Decisions by several large companies to shun the City in favour of New York have sparked fears about the future of the London stock market.

Last month CRH, the world’s biggest building materials group, said it would relist in New York and Cambridge-based chip designer Arm shunned a secondary London listing despite pleas from the UK government. Flutter, the world’s largest listed gambling company, is awaiting the result of a shareholder vote about a secondary US listing, with an eye to switching its primary listing in future.

Although there are specific reasons in each case, the deeper pool of capital in the US is a huge draw for groups looking for growth.

“The general consensus is [London’s] not a very attractive place to list new companies versus other markets,” said Barr. He argued the FTSE needed to tempt back investment from pension and insurance funds to improve liquidity and ease governance rules compared with the US.

London’s stock market “hasn’t been on its front foot for a little while and needs to find its way back there”, he added.
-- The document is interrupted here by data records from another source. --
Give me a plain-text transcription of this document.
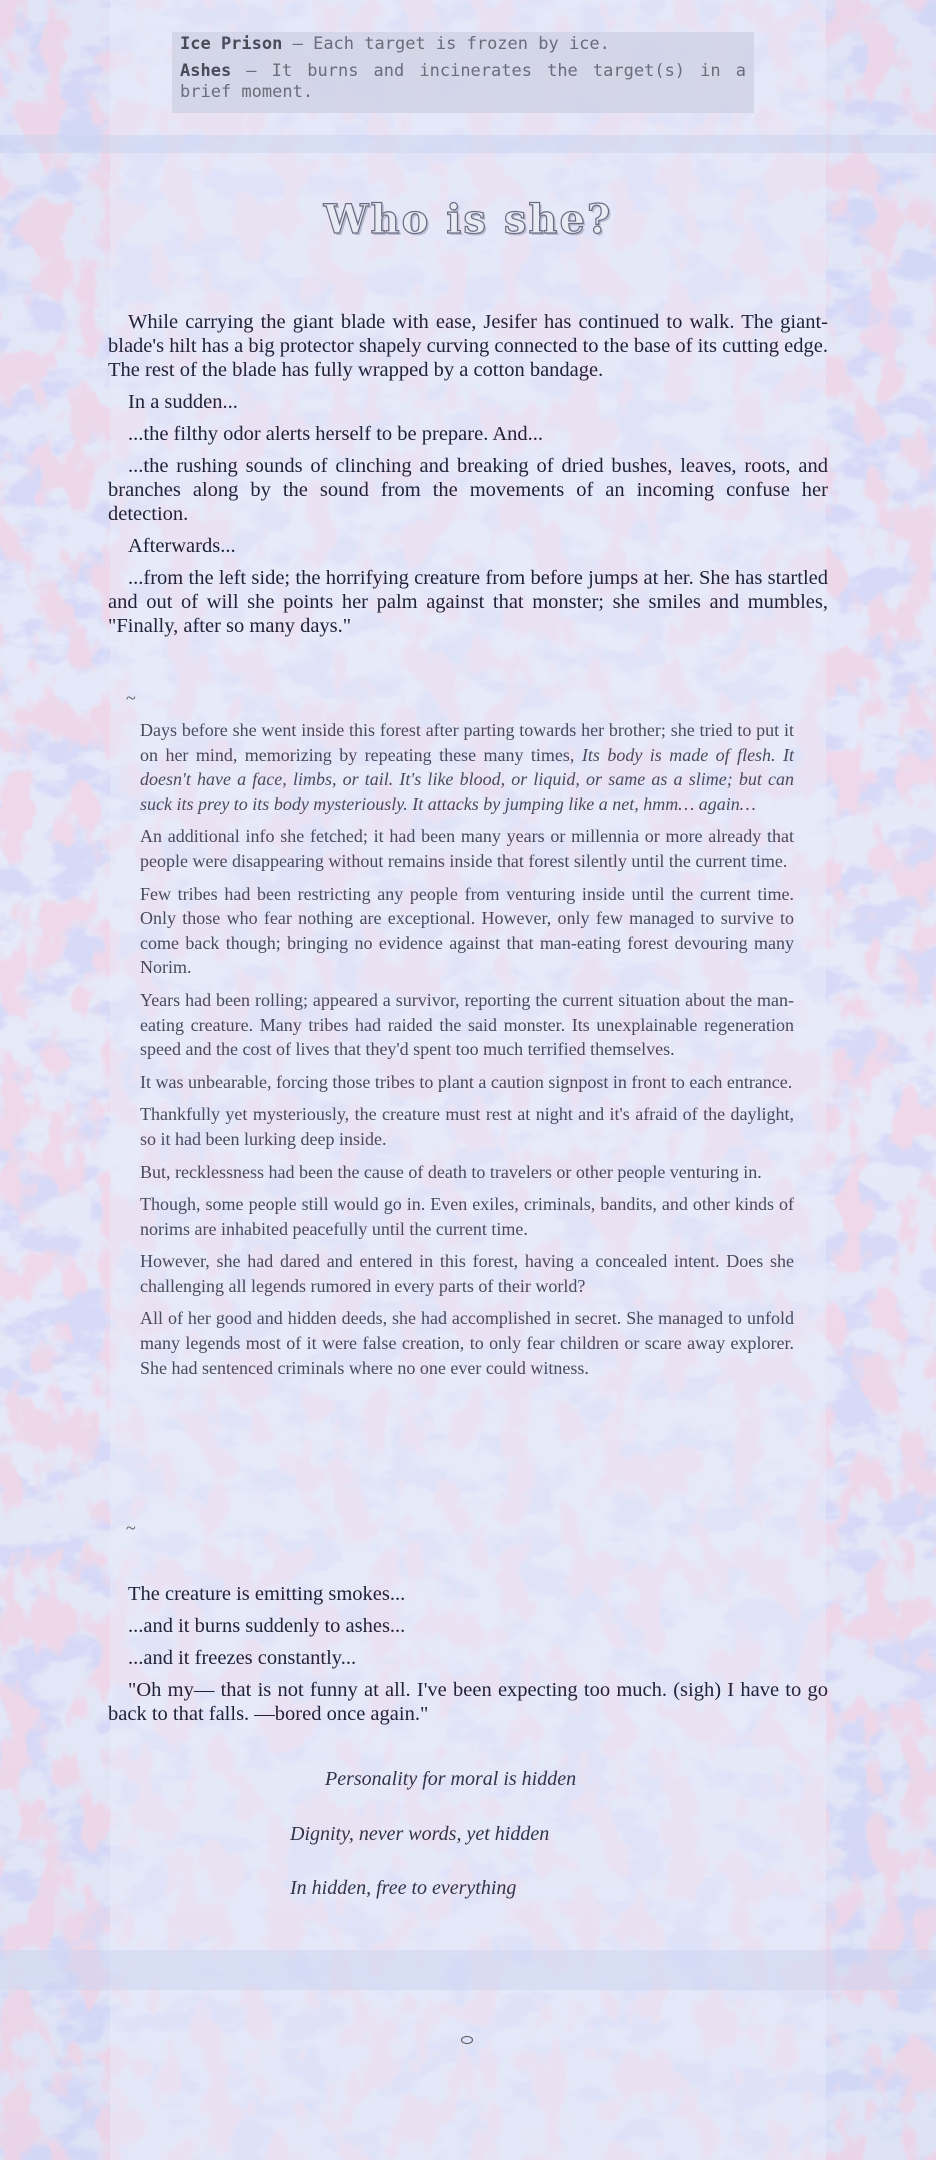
Ice Prison — Each target is frozen by ice.

Ashes — It burns and incinerates the target(s) in a brief moment.

Who is she?

While carrying the giant blade with ease, Jesifer has continued to walk. The giant-blade's hilt has a big protector shapely curving connected to the base of its cutting edge. The rest of the blade has fully wrapped by a cotton bandage.

In a sudden...

...the filthy odor alerts herself to be prepare. And...

...the rushing sounds of clinching and breaking of dried bushes, leaves, roots, and branches along by the sound from the movements of an incoming confuse her detection.

Afterwards...

...from the left side; the horrifying creature from before jumps at her. She has startled and out of will she points her palm against that monster; she smiles and mumbles, "Finally, after so many days."

~

Days before she went inside this forest after parting towards her brother; she tried to put it on her mind, memorizing by repeating these many times, Its body is made of flesh. It doesn't have a face, limbs, or tail. It's like blood, or liquid, or same as a slime; but can suck its prey to its body mysteriously. It attacks by jumping like a net, hmm… again…

An additional info she fetched; it had been many years or millennia or more already that people were disappearing without remains inside that forest silently until the current time.

Few tribes had been restricting any people from venturing inside until the current time. Only those who fear nothing are exceptional. However, only few managed to survive to come back though; bringing no evidence against that man-eating forest devouring many Norim.

Years had been rolling; appeared a survivor, reporting the current situation about the man-eating creature. Many tribes had raided the said monster. Its unexplainable regeneration speed and the cost of lives that they'd spent too much terrified themselves.

It was unbearable, forcing those tribes to plant a caution signpost in front to each entrance.

Thankfully yet mysteriously, the creature must rest at night and it's afraid of the daylight, so it had been lurking deep inside.

But, recklessness had been the cause of death to travelers or other people venturing in.

Though, some people still would go in. Even exiles, criminals, bandits, and other kinds of norims are inhabited peacefully until the current time.

However, she had dared and entered in this forest, having a concealed intent. Does she challenging all legends rumored in every parts of their world?

All of her good and hidden deeds, she had accomplished in secret. She managed to unfold many legends most of it were false creation, to only fear children or scare away explorer. She had sentenced criminals where no one ever could witness.

~

The creature is emitting smokes...

...and it burns suddenly to ashes...

...and it freezes constantly...

"Oh my— that is not funny at all. I've been expecting too much. (sigh) I have to go back to that falls. —bored once again."

Personality for moral is hidden
Dignity, never words, yet hidden
In hidden, free to everything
Although more than half of IHG’s revenues come from the US, Barr still defended the merits of the UK, saying it “is still a great location to be based out of” for an international company. IHG is headquartered in Windsor, 30 miles west of the capital.

He also stressed that “there’s no clamouring” for a switch in listing from shareholders and management was “not currently considering” the matter, but acknowledged “that could change at some point in the future”.

His comments came as the travel sector continues its recovery from the pandemic. Despite fears that an economic slowdown would undermine the rebound, Barr insisted that “no one’s seeing any cracks in travel right now”.

“We’ve been talking about entering a recession since last August and it’s constantly being said that maybe next quarter the recession is going to be here, but it has not arrived,” he added.

Barr said IHG, the world’s fourth-biggest hotel group by sales with a market capitalisation of £9.2bn, faced a smaller valuation gap compared with its US rivals, Hilton and Marriott, in comparison with other London-listed sectors thanks to a rebound in travel boosting its performance.

IHG, which owns 18 brands including Crowne Plaza and Regent Hotels, reported revenues of $3.9bn in 2022, up 33 per cent on the year before but still down on sales of $4.6bn in 2019.

Barr said IHG’s push into the luxury segment would help fuel its recovery. Luxury and ‘lifestyle’ hotels account for 13 per cent of IHG’s rooms, but 20 per cent of its pipeline comes from this segment.

“There’s going to be a lot more partnerships and a lot more small M&A happening, particularly as [smaller operators] realise how difficult it is to grow particularly in a higher interest rate environment,” he said.